Detection of early lung cancer is usually a coincidence, when incidental nodules are found on a chest CT, for example, when someone is evaluated in the emergency room after a traffic accident. ‘When we can diagnose these malignant nodules early, we can also start therapy early, with a higher chance of curation’, says pulmonologist Erik van der Heijden. ‘I am working with my team to develop new technology that allows us to better map the route leading to these tumors and evaluate options for local treatments.’
Breadcrumbs
Still, it is difficult to prove whether a suspicious spot is actually lung cancer. ‘Currently, of all the people who receive radiation for early-stage lung cancer, 65% have no evidence that it is actually lung cancer’, says Van der Heijden. The standard diagnosis now is a biopsy of the suspicious area through the chest wall, but that is not always technically feasible or possible due to restraints in pulmonary function if the area lies deep within the lungs. In addition, such a biopsy leads to a pneumothorax in twenty percent of cases. ‘We need better and less invasive diagnostics.’
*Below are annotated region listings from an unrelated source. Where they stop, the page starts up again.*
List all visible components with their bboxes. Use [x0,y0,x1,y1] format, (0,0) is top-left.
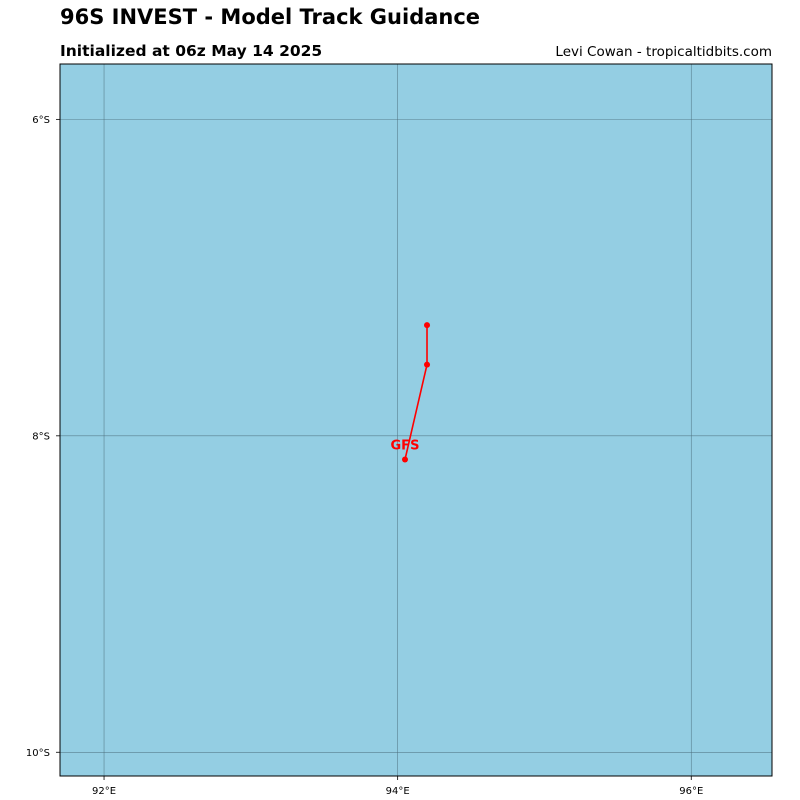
track-point [424,361,431,368]
map-subtitle: Initialized at 06z May 14 2025 [60,42,323,60]
credit-label: Levi Cowan - tropicaltidbits.com [555,44,772,60]
y-tick-label: 6°S [32,115,50,126]
x-tick-label: 92°E [92,786,116,797]
y-tick-label: 8°S [32,431,50,442]
ocean-area [60,64,772,776]
y-tick-label: 10°S [26,748,50,759]
track-label-gfs: GFS [391,439,420,454]
x-tick-label: 94°E [386,786,410,797]
map-title: 96S INVEST - Model Track Guidance [60,5,481,29]
track-point [401,456,408,463]
gridlines [60,64,772,776]
track-point [424,322,431,329]
map-frame [59,63,773,777]
x-tick-label: 96°E [679,786,703,797]
axis-ticks: 92°E 94°E 96°E 6°S 8°S 10°S [26,115,703,797]
model-tracks: GFS [391,322,431,463]
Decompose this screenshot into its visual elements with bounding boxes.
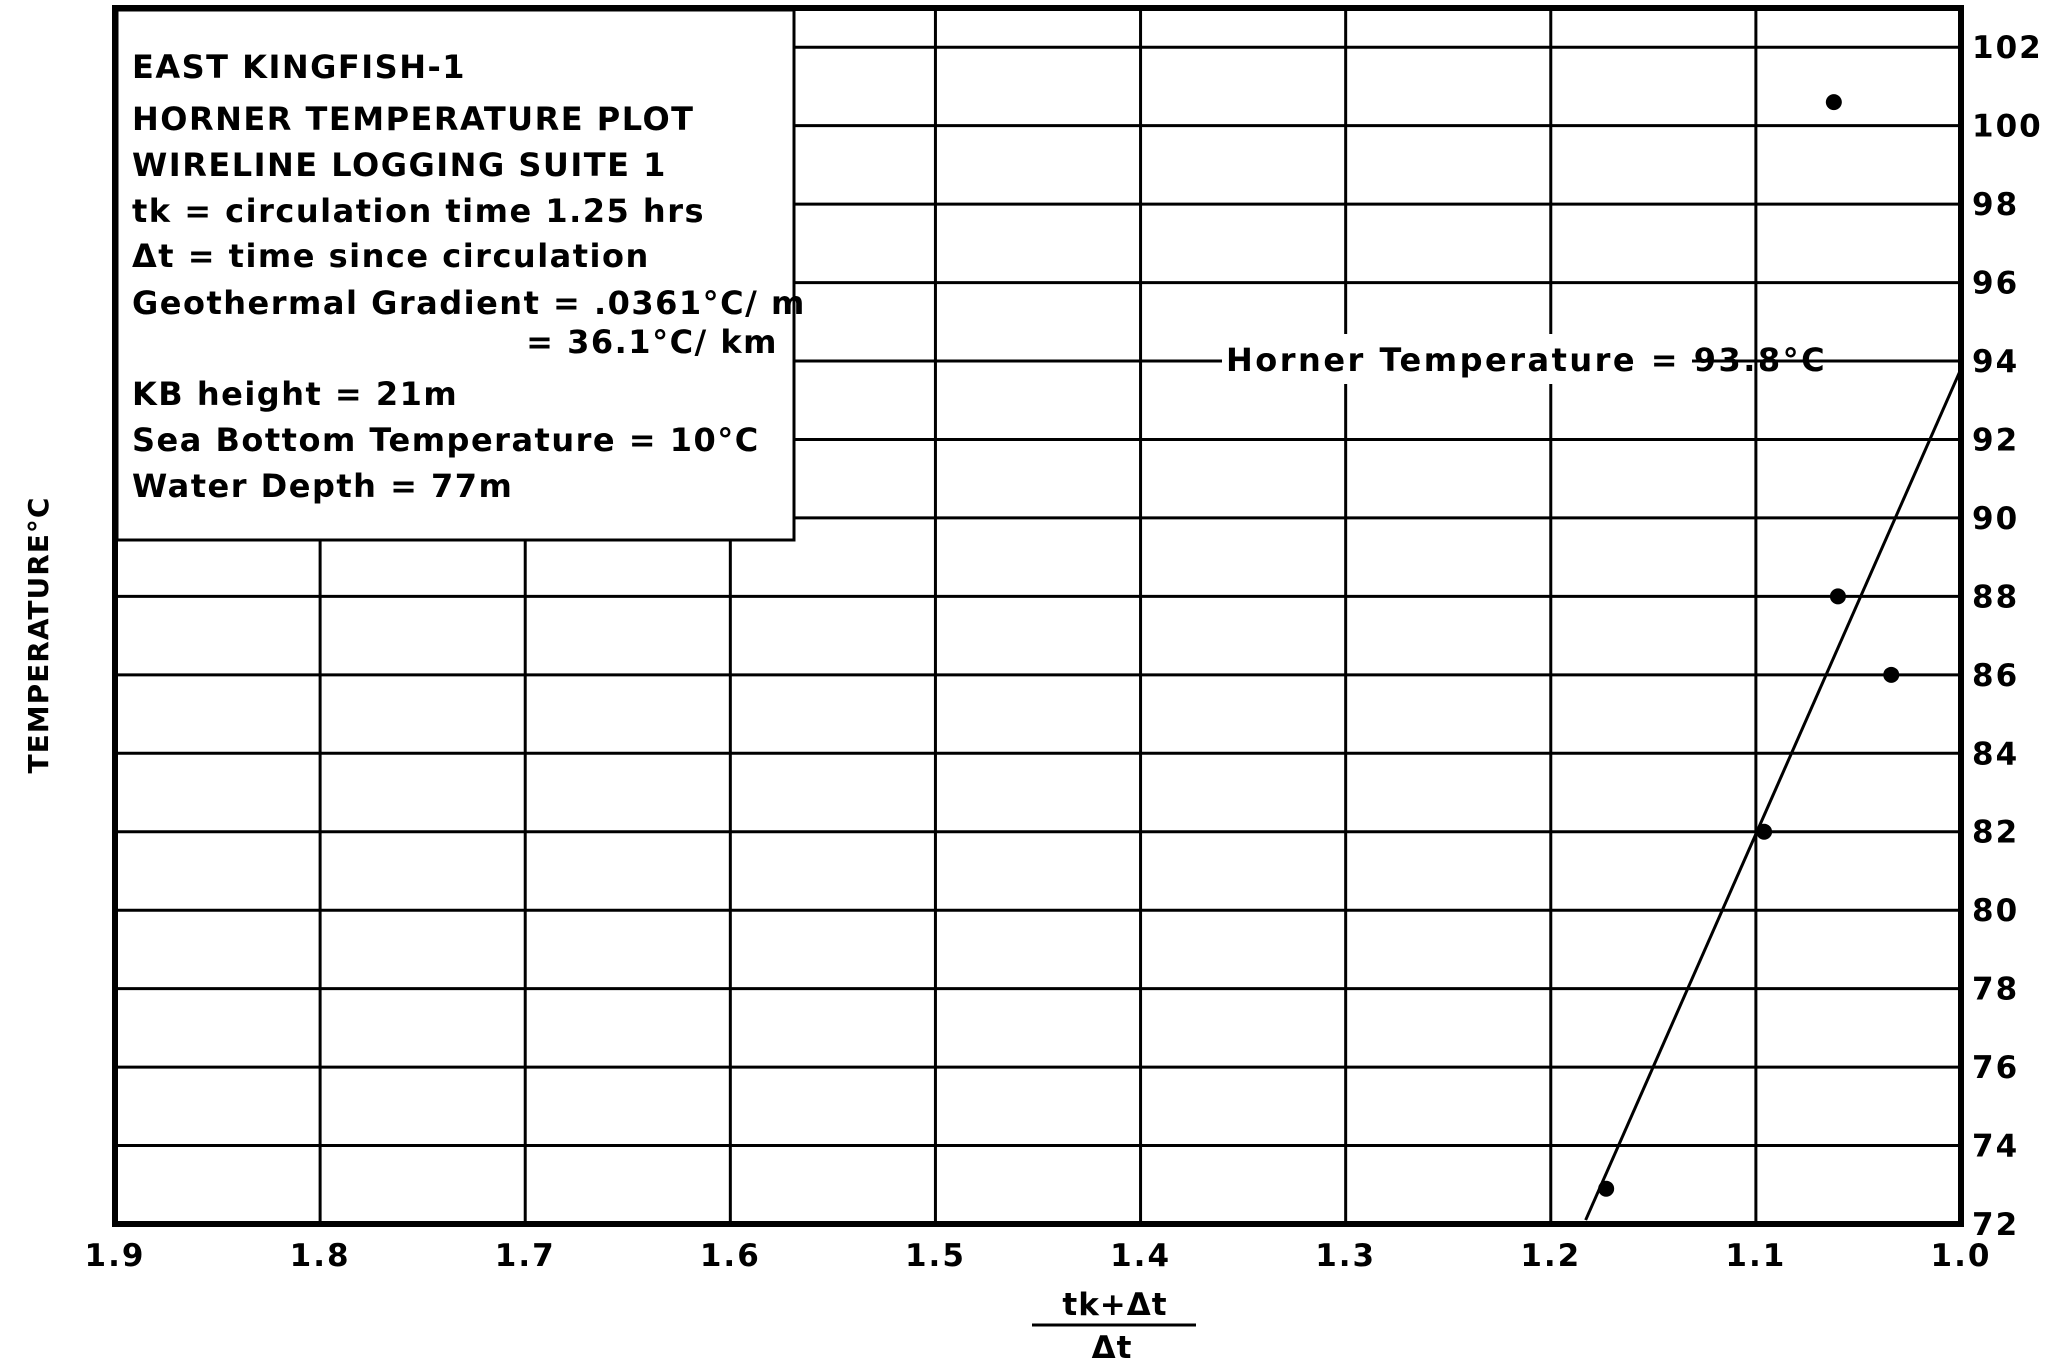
x-tick-label: 1.5	[905, 1238, 966, 1274]
plot-subtitle: HORNER TEMPERATURE PLOT	[132, 100, 695, 138]
x-axis-title-numerator: tk+Δt	[1062, 1287, 1167, 1323]
water-depth: Water Depth = 77m	[132, 467, 513, 505]
chart-title: EAST KINGFISH-1	[132, 48, 466, 86]
logging-suite: WIRELINE LOGGING SUITE 1	[132, 146, 667, 184]
sea-bottom-temperature: Sea Bottom Temperature = 10°C	[132, 421, 760, 459]
kb-height: KB height = 21m	[132, 375, 458, 413]
x-tick-label: 1.8	[290, 1238, 351, 1274]
delta-t-definition: Δt = time since circulation	[132, 237, 650, 275]
data-point	[1756, 823, 1773, 840]
data-points-layer	[1598, 94, 1900, 1197]
circulation-time: tk = circulation time 1.25 hrs	[132, 192, 705, 230]
x-axis-title: tk+Δt Δt	[1032, 1287, 1196, 1363]
y-tick-label: 94	[1972, 344, 2019, 380]
data-point	[1825, 94, 1842, 111]
y-tick-label: 84	[1972, 736, 2019, 772]
annotation-backdrop	[1222, 334, 1692, 384]
fit-line-layer	[1584, 368, 1963, 1221]
y-tick-label: 78	[1972, 972, 2019, 1008]
y-tick-label: 76	[1972, 1050, 2019, 1086]
y-tick-label: 86	[1972, 658, 2019, 694]
geothermal-gradient-m: Geothermal Gradient = .0361°C/ m	[132, 284, 806, 322]
data-point	[1829, 588, 1846, 605]
y-tick-label: 90	[1972, 501, 2019, 537]
y-tick-label: 92	[1972, 422, 2019, 458]
y-axis-title: TEMPERATURE°C	[22, 497, 55, 774]
data-point	[1598, 1180, 1615, 1197]
info-box-text: EAST KINGFISH-1 HORNER TEMPERATURE PLOT …	[132, 48, 806, 505]
x-tick-label: 1.3	[1315, 1238, 1376, 1274]
info-box	[115, 8, 796, 542]
data-point	[1883, 666, 1900, 683]
y-tick-label: 82	[1972, 815, 2019, 851]
y-tick-label: 98	[1972, 187, 2019, 223]
y-tick-label: 100	[1972, 109, 2043, 145]
y-tick-label: 72	[1972, 1207, 2019, 1243]
x-tick-label: 1.7	[495, 1238, 556, 1274]
x-tick-label: 1.9	[85, 1238, 146, 1274]
geothermal-gradient-km: = 36.1°C/ km	[526, 323, 778, 361]
tick-labels: 1.9 1.8 1.7 1.6 1.5 1.4 1.3 1.2 1.1 1.072 74 76 78 80…	[85, 30, 2043, 1274]
x-tick-label: 1.1	[1725, 1238, 1786, 1274]
y-tick-label: 96	[1972, 266, 2019, 302]
horner-temperature-annotation: Horner Temperature = 93.8°C	[1226, 341, 1827, 379]
x-tick-label: 1.2	[1520, 1238, 1581, 1274]
x-axis-title-denominator: Δt	[1092, 1330, 1133, 1363]
plot-frame	[112, 5, 1964, 1227]
y-tick-label: 102	[1972, 30, 2043, 66]
x-tick-label: 1.6	[700, 1238, 761, 1274]
y-tick-label: 80	[1972, 893, 2019, 929]
x-tick-label: 1.4	[1110, 1238, 1171, 1274]
horner-fit-line	[1584, 368, 1963, 1221]
y-tick-label: 74	[1972, 1129, 2019, 1165]
x-tick-label: 1.0	[1931, 1238, 1992, 1274]
y-tick-label: 88	[1972, 579, 2019, 615]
Van der Heijden therefore developed a new technique: cone beam CT navigation bronchoscopy. The patient lies on a hybrid operating room with a CT scanner. Doctors use a bronchoscope, a flexible catheter, which includes a camera and a light attached to it, to go through the mouth into the lungs to smaller and smaller branches of the trachea. They determine the route to the tumor based on live CT images. 'It is like climbing inside a tree, all the way up to the smallest twig. We put a dot on the computer images at each junction, indicating the right turn. Those dots point lead the way like breadcrumbs.' Once in the tumor, the doctor takes biopsies for a precise diagnosis.
Robotics
This technique should become widely available, Van der Heijden believes: 'We have demonstrated its cost-effectiveness and as of January 1, 2024, health insurance companies will reimburse it. We are training other centers and working in the meantime to improve the technology.' This is done, for example, with smart software that guides the doctor to the tumor like a tomtom. Furthermore, the instruments can be improved. 'We use a catheter with a curved tip, which can be troublesome in taking difficult turns. We are now preparing tests with a better steerable catheter. We could also start steering it with robotic support.'
Doctors currently use CT-guided bronchoscopy for diagnostics. ‘But if we are in that lung with our instruments, we could also directly treat a tumor in the same procedure’, Van der Heijden says. 'For example, injecting immunotherapy directly into a tumor, or heating a tumor locally with microwave radiation. With such techniques at an early stage of disease, you may prevent more invasive and burdensome treatments at a later stage of disease and improve outcomes in lung cancer.'
Career
Erik van der Heijden (Eindhoven, 1965) studied medicine at Radboud University. He received his doctorate for his dissertation entitled 'Effects of β2-adrenoceptor agonists on the diaphragm; functional and morphological studies in animal models'. Part of the research took place at the Mayo Clinic, USA. Van der Heijden trained as a pulmonologist at the Radboud university medical center and became a medical specialist there in 2002. He recently received two large grants: from IHI-EU and from The Dutch Cancer Foundations. The appointment is effective December 1, 2022, for a period of five years.